ENVIRONMENTAL CONDITIONS
- Temperature (°C): 22 ± 3 °C
- Humidity (%): 30 - 70 %
- Air changes (per hr): 8-12
- Photoperiod (hrs dark / hrs light): 12/12

IN-LIFE DATES: From 03-10-2012 To: 18-10-2012
Type of coverage:
semiocclusive
Vehicle:
unchanged (no vehicle)
Details on dermal exposure:
TEST SITE
- Area of exposure: 10% of body surface
- Type of wrap if used: semi occlusive gauze

REMOVAL OF TEST SUBSTANCE
- Washing (if done): rinsed with water
- Time after start of exposure: 24 hours

TEST MATERIAL: 2000 mg/kg bw
Duration of exposure:
24 hours with a 14 day observation period
Doses:
2000 mg/kg bw
No. of animals per sex per dose:
5/sex/dose
Control animals:
not required
Details on study design:
- Duration of observation period following administration: 14 days
- Frequency of observations:
mortality twice daily;
clinical signs at 1 and 5 hours after removal of the dressing, daily thereafter
body weight on day 1 (before treatment), 7 and 14
- Necropsy of survivors performed: yes
- Other examinations performed: clinical signs, body weight,organ weights, histopathology, other:
Statistics:
NA limit test
Sex:
male/female
Dose descriptor:
LD50
Effect level:
> 2 000 mg/kg bw
Based on:
test mat.
Mortality:
None
Clinical signs:
local effects related to irritation (all reversible at day 7) :
redness 3/5 males
desquamation 1/5 males; 1/5 females
crustiness: 2/5 males
Body weight:
within normal ranges
Gross pathology:
hydrometra in 2/5 females
Interpretation of results:
GHS criteria not met
Conclusions:
The LD50 for dermal toxicity is >2000 mg/kg bw
Executive summary:

A single dose of the test substance at 2000 mg/kg bw was applied dermally to rats (5/sex). Signs of toxicity were limited to local irritant effects that were fully reversible after day 7. The LD50 for dermal toxicity is >2000 mg/kg bw.

Endpoint conclusion
Endpoint conclusion:
no adverse effect observed
Dose descriptor:
LD50
Value:
2 000 mg/kg bw
Quality of whole database:
The LD50 is > 2000 mg/kg bw

Additional information

No toxicity after acute oral and dermal exposure was observed.

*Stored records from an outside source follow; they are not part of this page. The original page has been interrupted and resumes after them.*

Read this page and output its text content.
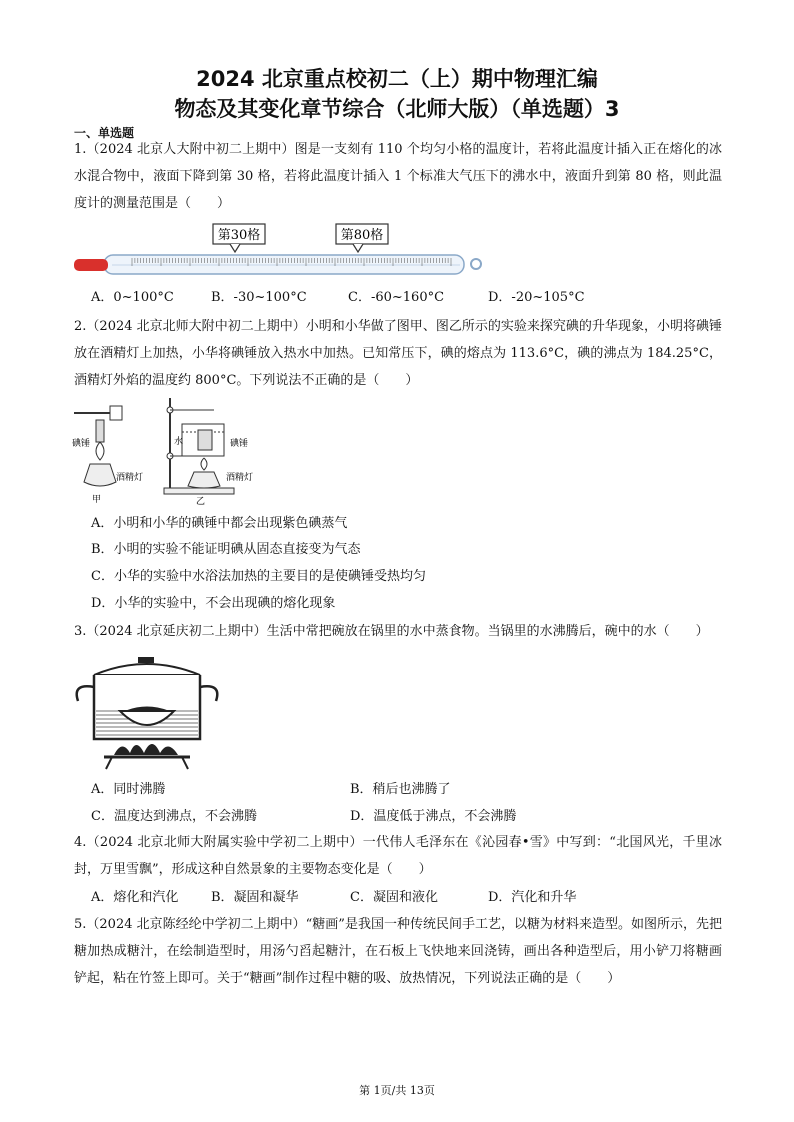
2024 北京重点校初二（上）期中物理汇编
物态及其变化章节综合（北师大版）（单选题）3
一、单选题

1.（2024 北京人大附中初二上期中）图是一支刻有 110 个均匀小格的温度计，若将此温度计插入正在熔化的冰水混合物中，液面下降到第 30 格，若将此温度计插入 1 个标准大气压下的沸水中，液面升到第 80 格，则此温度计的测量范围是（　　）

第30格	第80格
A．0~100°C	B．-30~100°C	C．-60~160°C	D．-20~105°C

2.（2024 北京北师大附中初二上期中）小明和小华做了图甲、图乙所示的实验来探究碘的升华现象，小明将碘锤放在酒精灯上加热，小华将碘锤放入热水中加热。已知常压下，碘的熔点为 113.6°C，碘的沸点为 184.25°C，酒精灯外焰的温度约 800°C。下列说法不正确的是（　　）

碘锤
酒精灯
甲
水	碘锤
酒精灯
乙
A．小明和小华的碘锤中都会出现紫色碘蒸气
B．小明的实验不能证明碘从固态直接变为气态
C．小华的实验中水浴法加热的主要目的是使碘锤受热均匀
D．小华的实验中，不会出现碘的熔化现象

3.（2024 北京延庆初二上期中）生活中常把碗放在锅里的水中蒸食物。当锅里的水沸腾后，碗中的水（　　）

A．同时沸腾	B．稍后也沸腾了
C．温度达到沸点，不会沸腾	D．温度低于沸点，不会沸腾

4.（2024 北京北师大附属实验中学初二上期中）一代伟人毛泽东在《沁园春•雪》中写到：“北国风光，千里冰封，万里雪飘”，形成这种自然景象的主要物态变化是（　　）

A．熔化和汽化	B．凝固和凝华	C．凝固和液化	D．汽化和升华

5.（2024 北京陈经纶中学初二上期中）“糖画”是我国一种传统民间手工艺，以糖为材料来造型。如图所示，先把糖加热成糖汁，在绘制造型时，用汤勺舀起糖汁，在石板上飞快地来回浇铸，画出各种造型后，用小铲刀将糖画铲起，粘在竹签上即可。关于“糖画”制作过程中糖的吸、放热情况，下列说法正确的是（　　）

第 1页/共 13页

Justification for selection of acute toxicity – oral endpoint
similar to guideline study, non-GLP and no individual data reported

Justification for selection of acute toxicity – dermal endpoint
study under GLP according to the guideline

Justification for classification or non-classification

The substance does not need to be classified for acute toxicity. Based on the viscosity data available (kinematic viscosity 1.107 mm²/s at 40°C) the substance needs to be classified as H304.